Она подошла к окну. Сережа все еще стоял во дворе, и смотрел прямо на неё. Его лицо выглядело серым и уставшим, а красные от недосыпа глаза придавали ему больной вид. Он уже не был поджарым красавчиком, скорее обычным мужиком, который ждал свою барышню после суточной смены. Что-то кольнуло в груди. Это длилось всего миг, но внутри неё что-то словно родилось. А вдруг он действительно изменился? Вдруг Катька права, и я все это затеяла не ради семьи, а ради себя? Вовсе нет. Нет никаких «вдруг». Она лучше знает, ведь она старше, мудрее, и опытнее. Нужно защитить Пашку, уберечь его от всего, что может причинить ему боль.

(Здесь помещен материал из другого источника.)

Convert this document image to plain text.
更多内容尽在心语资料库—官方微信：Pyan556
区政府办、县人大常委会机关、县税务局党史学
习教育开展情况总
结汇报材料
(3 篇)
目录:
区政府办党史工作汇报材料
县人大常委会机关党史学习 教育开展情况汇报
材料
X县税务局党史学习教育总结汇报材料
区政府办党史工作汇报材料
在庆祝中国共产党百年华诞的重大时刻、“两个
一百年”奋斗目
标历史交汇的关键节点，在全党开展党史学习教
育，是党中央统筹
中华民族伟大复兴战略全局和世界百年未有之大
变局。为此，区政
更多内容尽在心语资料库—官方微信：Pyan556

Она смотрела, как Серёжа и Катя уходили со двора. Она не слышала шагов, но и каждый из них глухим ударом бился где-то в голове. «— Я же хотела, как лучше», — сказала она вслух. И никто ей не ответил, только герань на подоконнике качнулась к ней. В соседней комнате заплакал Пашка.
Она пошла к нему, и сразу же взяла его на руки. Прижав ребенка к груди, она зашептала что-то ласковое, нежное и томное - те самые слова, которые никогда не говорила собственной дочери. Пашка затих, уткнувшись носом в её плечо, а она стояла в темноте детской и думала: — «Я все правильно сделала. Я его защитила. Я всё правильно сделала».
***
День начался с передачи «Модный приговор». Я выполз на кухню в своей растянутой футболке с Микки Маусом, а бабушка стояла у плиты и уже вовсю кашеварила. При виде меня она скривилась так, будто я вышел к ней в одних трусах.
— И ты в этом на улицу собрался? Тебе уже такое не возрасту, совсем как дитя помойки.
— Ба, мне двадцать восемь лет. Я сам решаю, в чем мне ходить.
— Решаешь, — согласилась она, раскладывая кашу по тарелкам. — Только решения твои, извини, дурацкие. Надень рубашку. Ту, клетчатую, что я тебе на прошлый день рождения подарила.
— Ты ее подарила три года назад, и она мне мала.
— Мала? — она всплеснула руками. — Я ее на вырост брала!
— Какой рост в двадцать пять лет? Я уже тогда перестал расти.
— От хорошей еды и качественного сна вырастешь. Садись, ешь.
Я покорно сел. Каша была с комочками, но есть ее было все равно приятно. Бабушка села напротив, но есть не стала - просто смотрела, как я орудую ложкой. Я заметил, что она сегодня какая-то тихая. Обычно она болтает без умолку, перескакивая с темы на тему, а тут сидит, подперла щеку рукой и молчит. Это настораживало.
— Что стряслось? — спросил я. — У нас с тобой еще пару пунктов по плану, и ты вроде как исчезнешь.
— Не исчезну, — она поерзала на табурете. — Я… это… Паш, у меня к тебе серьезный разговор.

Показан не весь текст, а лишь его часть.